Getting Better? Count The Ways

Happy memories don’t need to fade. They can even make today more pleasant by counting the ways we’ve carried with us their joys and been relieved of their burdens. I thought of this when I glanced at a picture hanging in my kitchen this morning. A young woman pausing in the chicken coop to gaze out the window. Her apron, her egg basket, the hens on their perches or in the nests. I had to buy that picture because it looked exactly like me when we lived on our ranch in Oregon. Even the basket looks identical to the one I had and still have. 

Those were happy times and I thought they would continue the rest of my life. After many years of pulling up stakes and moving on to make a home in another place every two years or less the ranch was to be our final move, our Shangri-la. And it was, for me, those seven and a half years. Then I had to let go and say goodbye to the little house sitting on field stones, the big barn sitting on horizontal poles, the wide fields, the creek that spilled into the Upper Applegate River, the swings, and my chicken coop with its precious occupants.

I still have all those memories and when I stop to really look at the picture on my kitchen wall, they come alive for a few moments. But now I don’t need to clean out the coop, (a stinky job!), wash that dingy window or gather the warm eggs and feed the hens and roosters. I didn’t mind doing all that, even enjoyed it. Then. Would I want to be doing that now? I think not. I have it here in a picture while I enjoy my new circumstances and conveniences to their fullest. 

It’s always been that way with me. Letting go of one form of good clears the way for something even better. I can’t count the places I’ve lived where I’ve said to myself, Now I am really home; I’ll never move again. The last place I lived in, my cozy condo beside the little creek and waterfall where wild ducks swam and played was my heaven then. But I was suddenly yanked out and given this, my present Shangri-la.  I feel so much at home here I doubt I could feel more so if it had been my home since birth.

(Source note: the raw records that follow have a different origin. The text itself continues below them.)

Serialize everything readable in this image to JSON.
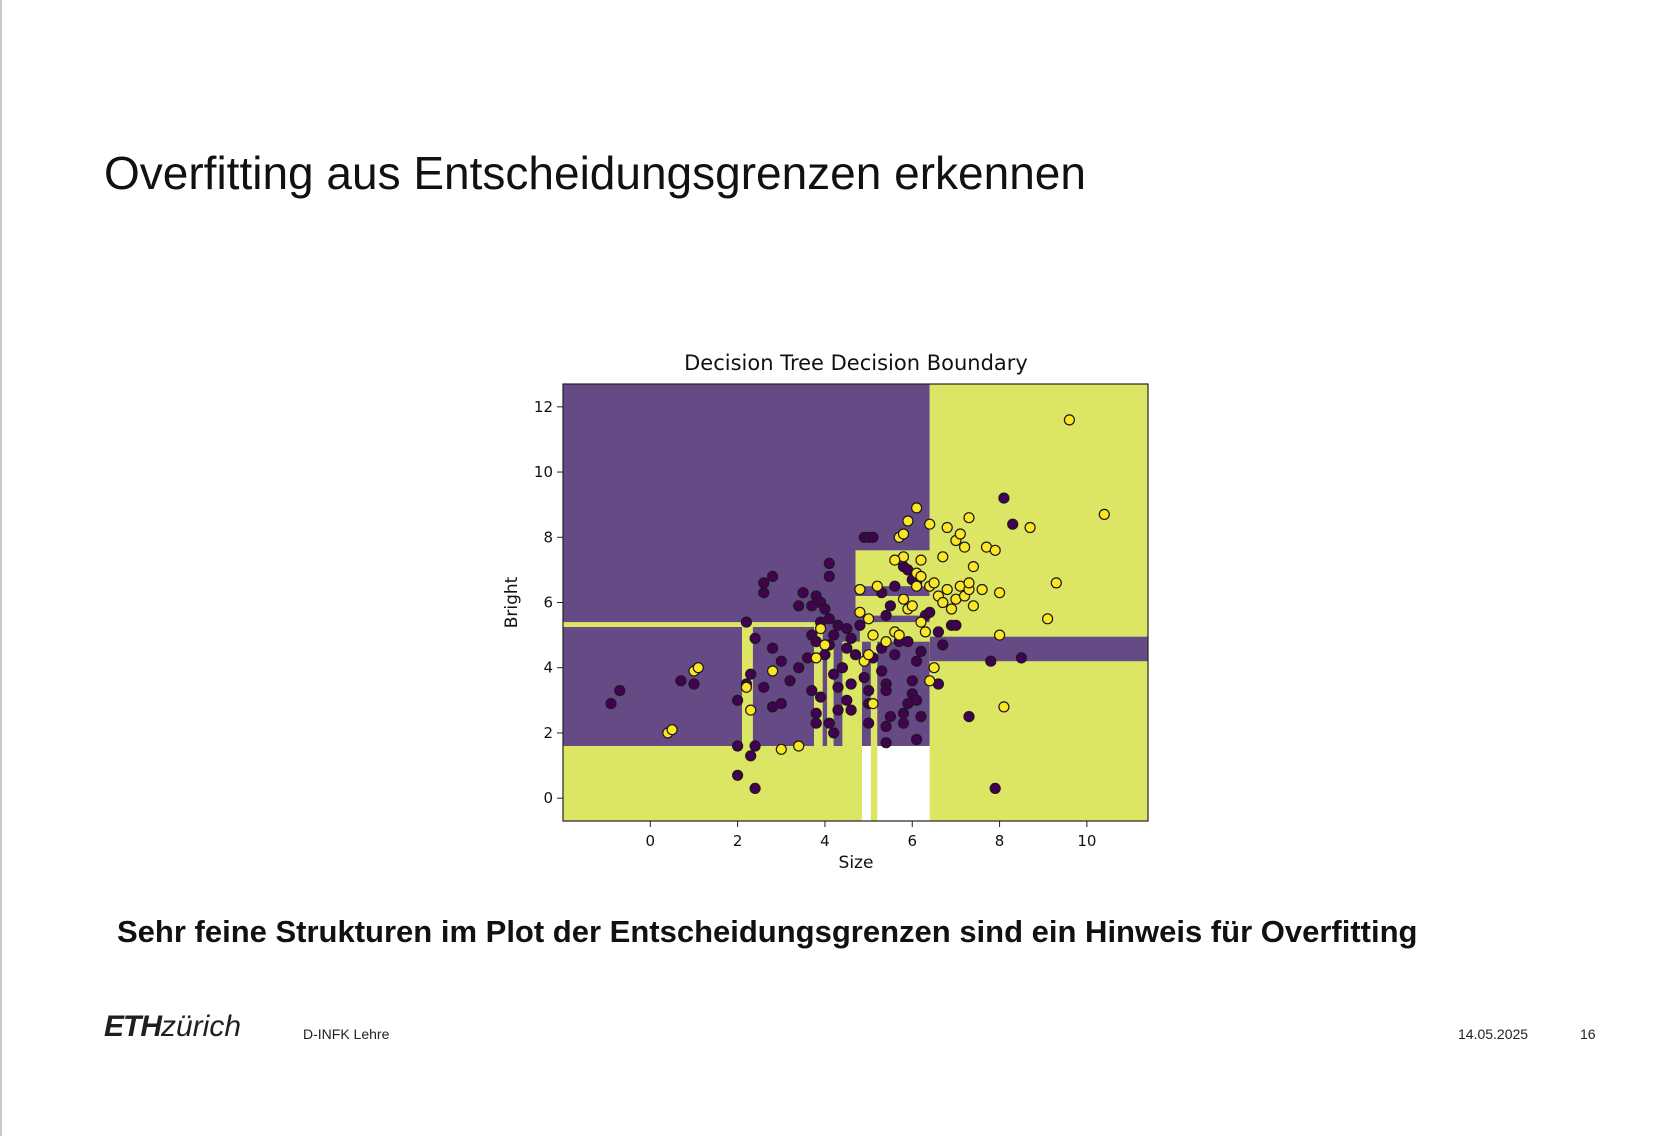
{
  "slide": {
    "title": "Overfitting aus Entscheidungsgrenzen erkennen",
    "caption": "Sehr feine Strukturen im Plot der Entscheidungsgrenzen sind ein Hinweis für Overfitting"
  },
  "footer": {
    "logo_bold": "ETH",
    "logo_rest": "zürich",
    "department": "D-INFK Lehre",
    "date": "14.05.2025",
    "page": "16"
  },
  "colors": {
    "class0_region": "#654a85",
    "class1_region": "#dce564",
    "class0_point": "#440154",
    "class1_point": "#fde725"
  },
  "chart_data": {
    "type": "scatter",
    "title": "Decision Tree Decision Boundary",
    "xlabel": "Size",
    "ylabel": "Bright",
    "xlim": [
      -2.0,
      11.4
    ],
    "ylim": [
      -0.7,
      12.7
    ],
    "xticks": [
      0,
      2,
      4,
      6,
      8,
      10
    ],
    "yticks": [
      0,
      2,
      4,
      6,
      8,
      10,
      12
    ],
    "grid": false,
    "regions": [
      {
        "class": 0,
        "x0": -2.0,
        "x1": 6.4,
        "y0": 1.6,
        "y1": 12.7
      },
      {
        "class": 1,
        "x0": 6.4,
        "x1": 11.4,
        "y0": -0.7,
        "y1": 12.7
      },
      {
        "class": 1,
        "x0": -2.0,
        "x1": 4.7,
        "y0": -0.7,
        "y1": 1.6
      },
      {
        "class": 1,
        "x0": 4.7,
        "x1": 4.85,
        "y0": -0.7,
        "y1": 4.8
      },
      {
        "class": 1,
        "x0": 5.05,
        "x1": 5.2,
        "y0": -0.7,
        "y1": 4.8
      },
      {
        "class": 0,
        "x0": 6.4,
        "x1": 11.4,
        "y0": 4.2,
        "y1": 4.95
      },
      {
        "class": 1,
        "x0": -2.0,
        "x1": 3.9,
        "y0": 5.25,
        "y1": 5.4
      },
      {
        "class": 1,
        "x0": 2.1,
        "x1": 2.35,
        "y0": 1.6,
        "y1": 5.3
      },
      {
        "class": 1,
        "x0": 3.75,
        "x1": 3.95,
        "y0": 1.6,
        "y1": 5.3
      },
      {
        "class": 1,
        "x0": 4.05,
        "x1": 4.2,
        "y0": 1.6,
        "y1": 4.8
      },
      {
        "class": 1,
        "x0": 4.4,
        "x1": 4.7,
        "y0": 1.6,
        "y1": 4.8
      },
      {
        "class": 1,
        "x0": 4.7,
        "x1": 6.4,
        "y0": 6.5,
        "y1": 7.6
      },
      {
        "class": 1,
        "x0": 4.7,
        "x1": 6.4,
        "y0": 5.6,
        "y1": 6.2
      },
      {
        "class": 1,
        "x0": 4.8,
        "x1": 6.4,
        "y0": 4.8,
        "y1": 5.4
      }
    ],
    "series": [
      {
        "name": "0",
        "class": 0,
        "points": [
          [
            -0.9,
            2.9
          ],
          [
            -0.7,
            3.3
          ],
          [
            0.7,
            3.6
          ],
          [
            1.0,
            3.5
          ],
          [
            2.0,
            0.7
          ],
          [
            2.0,
            1.6
          ],
          [
            2.3,
            1.3
          ],
          [
            2.4,
            1.6
          ],
          [
            2.4,
            0.3
          ],
          [
            2.0,
            3.0
          ],
          [
            2.2,
            3.5
          ],
          [
            2.3,
            3.8
          ],
          [
            2.4,
            4.9
          ],
          [
            2.2,
            5.4
          ],
          [
            2.6,
            3.4
          ],
          [
            2.8,
            2.8
          ],
          [
            3.0,
            2.9
          ],
          [
            2.8,
            4.6
          ],
          [
            3.0,
            4.2
          ],
          [
            3.2,
            3.6
          ],
          [
            3.4,
            4.0
          ],
          [
            3.6,
            4.3
          ],
          [
            3.7,
            3.3
          ],
          [
            3.8,
            2.6
          ],
          [
            3.8,
            2.3
          ],
          [
            3.9,
            3.1
          ],
          [
            4.1,
            2.3
          ],
          [
            4.2,
            2.0
          ],
          [
            4.3,
            2.7
          ],
          [
            4.3,
            3.4
          ],
          [
            4.2,
            3.8
          ],
          [
            4.4,
            4.0
          ],
          [
            4.5,
            4.6
          ],
          [
            4.6,
            3.5
          ],
          [
            4.7,
            4.4
          ],
          [
            4.5,
            3.0
          ],
          [
            4.6,
            2.7
          ],
          [
            2.6,
            6.3
          ],
          [
            2.6,
            6.6
          ],
          [
            2.8,
            6.8
          ],
          [
            3.4,
            5.9
          ],
          [
            3.5,
            6.3
          ],
          [
            3.7,
            5.9
          ],
          [
            3.8,
            6.2
          ],
          [
            3.9,
            6.0
          ],
          [
            3.9,
            5.4
          ],
          [
            4.0,
            5.8
          ],
          [
            4.1,
            5.5
          ],
          [
            3.7,
            5.0
          ],
          [
            3.8,
            4.8
          ],
          [
            4.2,
            5.0
          ],
          [
            4.3,
            5.3
          ],
          [
            4.5,
            5.2
          ],
          [
            4.6,
            4.9
          ],
          [
            4.0,
            4.4
          ],
          [
            4.1,
            4.7
          ],
          [
            4.1,
            6.8
          ],
          [
            4.1,
            7.2
          ],
          [
            4.8,
            5.3
          ],
          [
            4.9,
            8.0
          ],
          [
            5.0,
            8.0
          ],
          [
            5.1,
            8.0
          ],
          [
            4.9,
            3.7
          ],
          [
            5.0,
            3.3
          ],
          [
            5.0,
            2.9
          ],
          [
            5.0,
            2.3
          ],
          [
            5.1,
            4.3
          ],
          [
            5.3,
            4.6
          ],
          [
            5.3,
            3.9
          ],
          [
            5.4,
            3.5
          ],
          [
            5.4,
            3.3
          ],
          [
            5.5,
            2.5
          ],
          [
            5.4,
            2.2
          ],
          [
            5.4,
            1.7
          ],
          [
            5.8,
            2.6
          ],
          [
            5.8,
            2.3
          ],
          [
            5.9,
            2.9
          ],
          [
            6.0,
            3.2
          ],
          [
            6.1,
            3.0
          ],
          [
            6.0,
            3.6
          ],
          [
            6.1,
            1.8
          ],
          [
            6.2,
            2.5
          ],
          [
            6.1,
            4.2
          ],
          [
            6.2,
            4.5
          ],
          [
            5.9,
            4.8
          ],
          [
            5.6,
            4.4
          ],
          [
            5.7,
            4.8
          ],
          [
            5.3,
            6.3
          ],
          [
            5.4,
            5.6
          ],
          [
            5.5,
            5.9
          ],
          [
            5.6,
            6.5
          ],
          [
            5.8,
            7.1
          ],
          [
            5.9,
            7.0
          ],
          [
            6.0,
            6.7
          ],
          [
            6.1,
            6.6
          ],
          [
            6.3,
            5.6
          ],
          [
            6.4,
            5.7
          ],
          [
            6.6,
            5.1
          ],
          [
            6.7,
            4.7
          ],
          [
            6.9,
            5.3
          ],
          [
            7.0,
            5.3
          ],
          [
            6.6,
            3.5
          ],
          [
            7.3,
            2.5
          ],
          [
            7.8,
            4.2
          ],
          [
            7.9,
            0.3
          ],
          [
            8.1,
            9.2
          ],
          [
            8.3,
            8.4
          ],
          [
            8.5,
            4.3
          ]
        ]
      },
      {
        "name": "1",
        "class": 1,
        "points": [
          [
            0.4,
            2.0
          ],
          [
            0.5,
            2.1
          ],
          [
            1.0,
            3.9
          ],
          [
            1.1,
            4.0
          ],
          [
            2.2,
            3.4
          ],
          [
            2.3,
            2.7
          ],
          [
            2.8,
            3.9
          ],
          [
            3.0,
            1.5
          ],
          [
            3.4,
            1.6
          ],
          [
            3.8,
            4.3
          ],
          [
            3.9,
            5.2
          ],
          [
            4.0,
            4.7
          ],
          [
            4.8,
            6.4
          ],
          [
            4.8,
            5.7
          ],
          [
            4.9,
            4.2
          ],
          [
            5.0,
            5.5
          ],
          [
            5.0,
            4.4
          ],
          [
            5.1,
            5.0
          ],
          [
            5.2,
            6.5
          ],
          [
            5.1,
            2.9
          ],
          [
            5.4,
            4.8
          ],
          [
            5.6,
            5.1
          ],
          [
            5.7,
            5.0
          ],
          [
            5.8,
            6.1
          ],
          [
            5.8,
            7.4
          ],
          [
            5.6,
            7.3
          ],
          [
            5.9,
            5.8
          ],
          [
            6.0,
            5.9
          ],
          [
            6.1,
            6.9
          ],
          [
            6.2,
            6.8
          ],
          [
            6.2,
            5.4
          ],
          [
            6.3,
            5.1
          ],
          [
            5.7,
            8.0
          ],
          [
            5.8,
            8.1
          ],
          [
            5.9,
            8.5
          ],
          [
            6.1,
            8.9
          ],
          [
            6.1,
            6.5
          ],
          [
            6.2,
            7.3
          ],
          [
            6.4,
            6.5
          ],
          [
            6.5,
            6.6
          ],
          [
            6.6,
            6.2
          ],
          [
            6.7,
            6.0
          ],
          [
            6.8,
            6.4
          ],
          [
            6.9,
            5.8
          ],
          [
            7.0,
            6.1
          ],
          [
            7.1,
            6.5
          ],
          [
            7.2,
            6.2
          ],
          [
            7.3,
            6.4
          ],
          [
            6.4,
            3.6
          ],
          [
            6.5,
            4.0
          ],
          [
            6.4,
            8.4
          ],
          [
            6.7,
            7.4
          ],
          [
            6.8,
            8.3
          ],
          [
            7.0,
            7.9
          ],
          [
            7.1,
            8.1
          ],
          [
            7.2,
            7.7
          ],
          [
            7.3,
            6.6
          ],
          [
            7.4,
            7.1
          ],
          [
            7.4,
            5.9
          ],
          [
            7.6,
            6.4
          ],
          [
            7.3,
            8.6
          ],
          [
            7.7,
            7.7
          ],
          [
            7.9,
            7.6
          ],
          [
            8.0,
            6.3
          ],
          [
            8.0,
            5.0
          ],
          [
            8.1,
            2.8
          ],
          [
            8.7,
            8.3
          ],
          [
            9.1,
            5.5
          ],
          [
            9.3,
            6.6
          ],
          [
            9.6,
            11.6
          ],
          [
            10.4,
            8.7
          ]
        ]
      }
    ]
  }
}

I’ve discovered all through life that there’s something good and refreshing about leaving a home while it’s still the most pleasant place on earth. Why? Because there’s something better out ahead. There’s a new NOW, a wonderful new life awaiting. 

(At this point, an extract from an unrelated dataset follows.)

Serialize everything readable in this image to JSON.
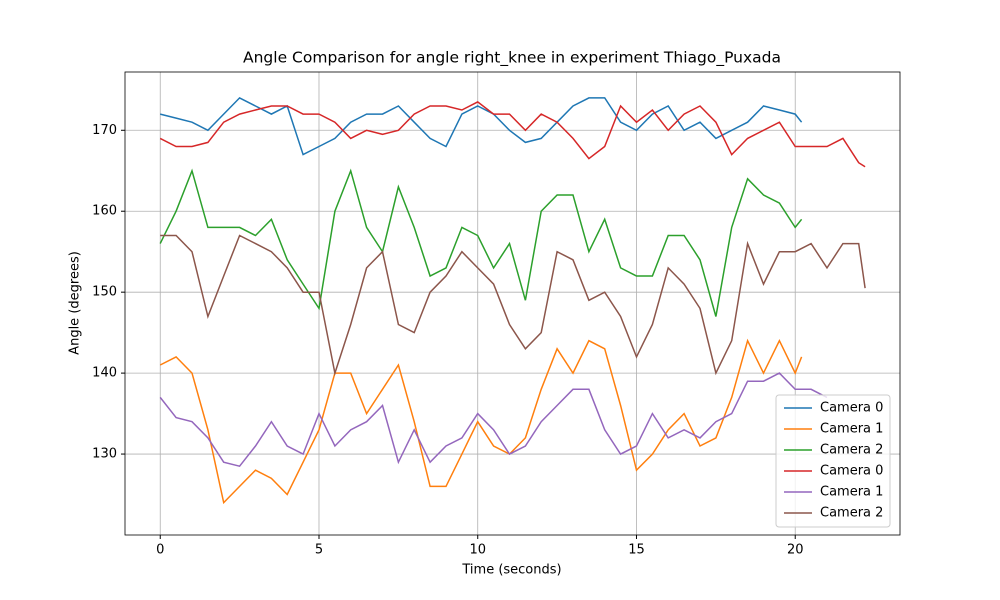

It’s been my observation that when people don’t or won’t let go of the past, when they still cling to past places, thinking them better than present, they languish under circumstances that could be delightful if not strangled by remorse. I think, in a way, that hanging onto the past and its pleasantries is like making a graven image of them and bowing down before them with eyes closed to the beauty and promise right at hand.

Can pictures bring back loved ones too? I think they help to remind us of the way we were, but not the way we are. I look at the smiling face of my young Marine pilot husband and suspect he’s smiling the same way now somewhere. Maybe even right here. Perhaps we’re not separated at all but merely tuned into different frequencies. I believe that progress is a law of God and both of us are progressing. For the time, however, we are in different classrooms. Shall we meet again and compare notes? I’ll leave that to divine Providence.

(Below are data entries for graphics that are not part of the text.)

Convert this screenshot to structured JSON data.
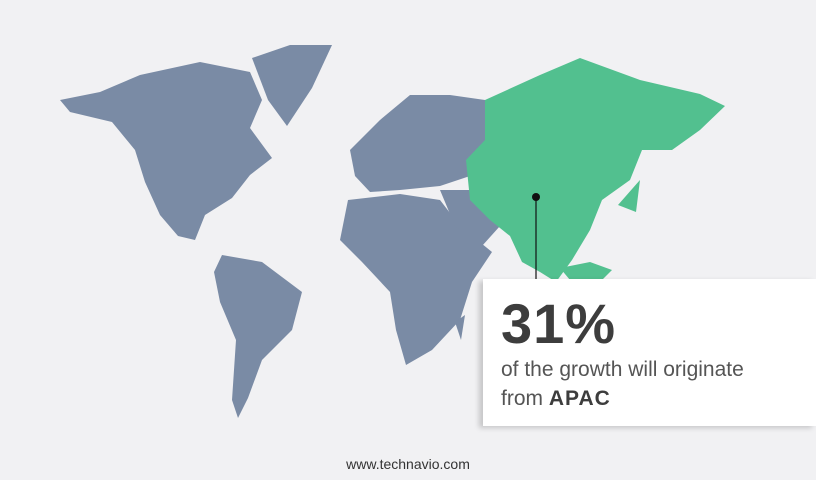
{
  "map": {
    "colors": {
      "background": "#f1f1f3",
      "land": "#7a8ba5",
      "highlight": "#52c08f",
      "marker": "#111111"
    },
    "highlighted_region": "APAC"
  },
  "callout": {
    "percentage": "31%",
    "text": "of the growth will originate",
    "text_prefix": "from",
    "region": "APAC"
  },
  "footer": {
    "url": "www.technavio.com"
  }
}
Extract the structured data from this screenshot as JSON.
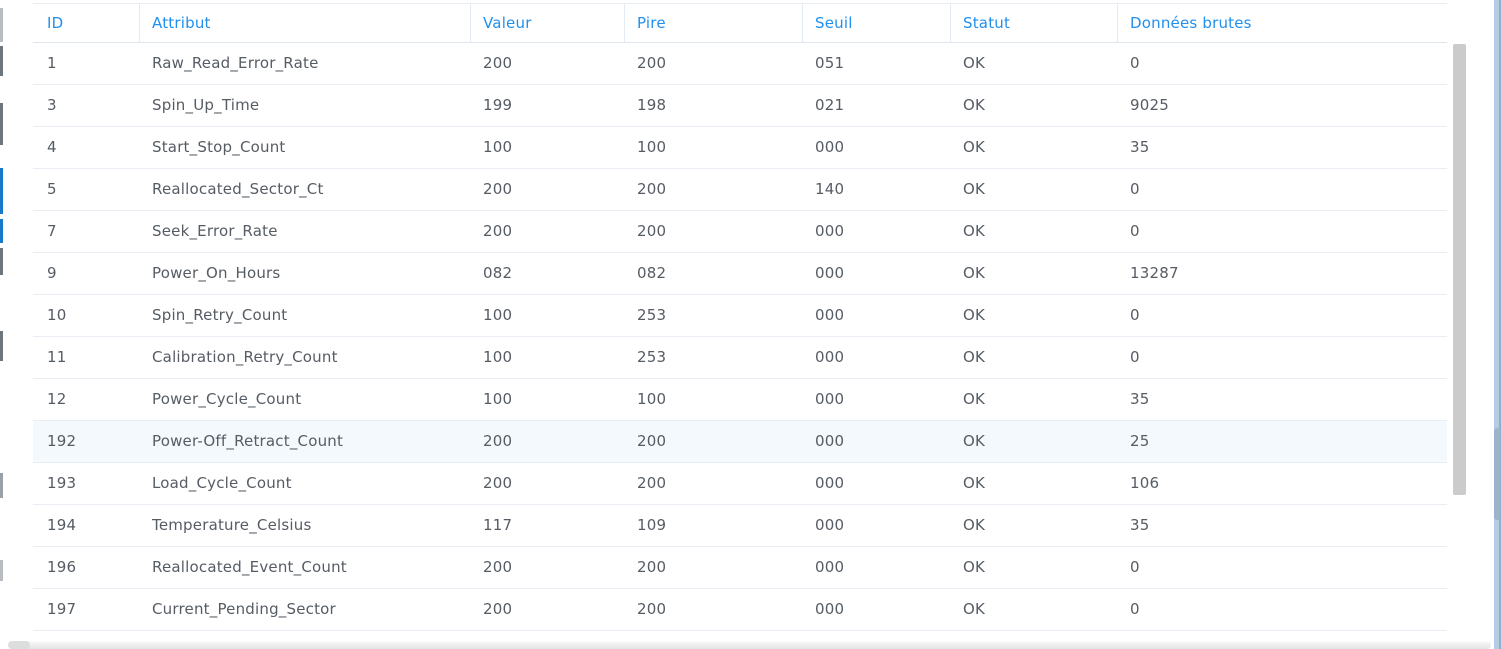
{
  "table": {
    "columns": [
      {
        "key": "id",
        "label": "ID"
      },
      {
        "key": "attr",
        "label": "Attribut"
      },
      {
        "key": "valeur",
        "label": "Valeur"
      },
      {
        "key": "pire",
        "label": "Pire"
      },
      {
        "key": "seuil",
        "label": "Seuil"
      },
      {
        "key": "statut",
        "label": "Statut"
      },
      {
        "key": "brutes",
        "label": "Données brutes"
      }
    ],
    "rows": [
      {
        "id": "1",
        "attr": "Raw_Read_Error_Rate",
        "valeur": "200",
        "pire": "200",
        "seuil": "051",
        "statut": "OK",
        "brutes": "0",
        "highlighted": false
      },
      {
        "id": "3",
        "attr": "Spin_Up_Time",
        "valeur": "199",
        "pire": "198",
        "seuil": "021",
        "statut": "OK",
        "brutes": "9025",
        "highlighted": false
      },
      {
        "id": "4",
        "attr": "Start_Stop_Count",
        "valeur": "100",
        "pire": "100",
        "seuil": "000",
        "statut": "OK",
        "brutes": "35",
        "highlighted": false
      },
      {
        "id": "5",
        "attr": "Reallocated_Sector_Ct",
        "valeur": "200",
        "pire": "200",
        "seuil": "140",
        "statut": "OK",
        "brutes": "0",
        "highlighted": false
      },
      {
        "id": "7",
        "attr": "Seek_Error_Rate",
        "valeur": "200",
        "pire": "200",
        "seuil": "000",
        "statut": "OK",
        "brutes": "0",
        "highlighted": false
      },
      {
        "id": "9",
        "attr": "Power_On_Hours",
        "valeur": "082",
        "pire": "082",
        "seuil": "000",
        "statut": "OK",
        "brutes": "13287",
        "highlighted": false
      },
      {
        "id": "10",
        "attr": "Spin_Retry_Count",
        "valeur": "100",
        "pire": "253",
        "seuil": "000",
        "statut": "OK",
        "brutes": "0",
        "highlighted": false
      },
      {
        "id": "11",
        "attr": "Calibration_Retry_Count",
        "valeur": "100",
        "pire": "253",
        "seuil": "000",
        "statut": "OK",
        "brutes": "0",
        "highlighted": false
      },
      {
        "id": "12",
        "attr": "Power_Cycle_Count",
        "valeur": "100",
        "pire": "100",
        "seuil": "000",
        "statut": "OK",
        "brutes": "35",
        "highlighted": false
      },
      {
        "id": "192",
        "attr": "Power-Off_Retract_Count",
        "valeur": "200",
        "pire": "200",
        "seuil": "000",
        "statut": "OK",
        "brutes": "25",
        "highlighted": true
      },
      {
        "id": "193",
        "attr": "Load_Cycle_Count",
        "valeur": "200",
        "pire": "200",
        "seuil": "000",
        "statut": "OK",
        "brutes": "106",
        "highlighted": false
      },
      {
        "id": "194",
        "attr": "Temperature_Celsius",
        "valeur": "117",
        "pire": "109",
        "seuil": "000",
        "statut": "OK",
        "brutes": "35",
        "highlighted": false
      },
      {
        "id": "196",
        "attr": "Reallocated_Event_Count",
        "valeur": "200",
        "pire": "200",
        "seuil": "000",
        "statut": "OK",
        "brutes": "0",
        "highlighted": false
      },
      {
        "id": "197",
        "attr": "Current_Pending_Sector",
        "valeur": "200",
        "pire": "200",
        "seuil": "000",
        "statut": "OK",
        "brutes": "0",
        "highlighted": false
      }
    ]
  },
  "colors": {
    "header_text_blue": "#2090ee",
    "body_text_gray": "#565c64",
    "row_highlight": "#f3f9fd",
    "row_border": "#e9eef4",
    "scrollbar_thumb": "#cbcbcb",
    "window_edge_blue": "#b5cde4"
  }
}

Today Robin and I are taking our friend, Suzy, out to lunch at her favorite fast food place, Kentucky Colonel Chicken. It’s a once a month outing. Those extra crispy pieces won’t hurt us once a month and they do taste so good! I don’t hear the waterfall anymore but oh, the sound of the rustling of these tall stately trees around me! I can hear wild bird songs too and they keep Tommy company as he contributes to their melodies.

It’s a good day, a beautiful day, and I have a carton of eggs in the fridge that were laid by free range chickens. I know what those eggs felt like when they were still warm. I know the sweet odors of hay and stinky chicken coop. I know what it’s like to move on. It’s not easy to move, it’s even a pain, but when you’re settled in and at home again? It’s today’s Heaven. Until there’s a better one.


1 comment:

  1. Orange yolks in your eggs, and no "coop" on your shoes...I'll take that little piece of heaven!!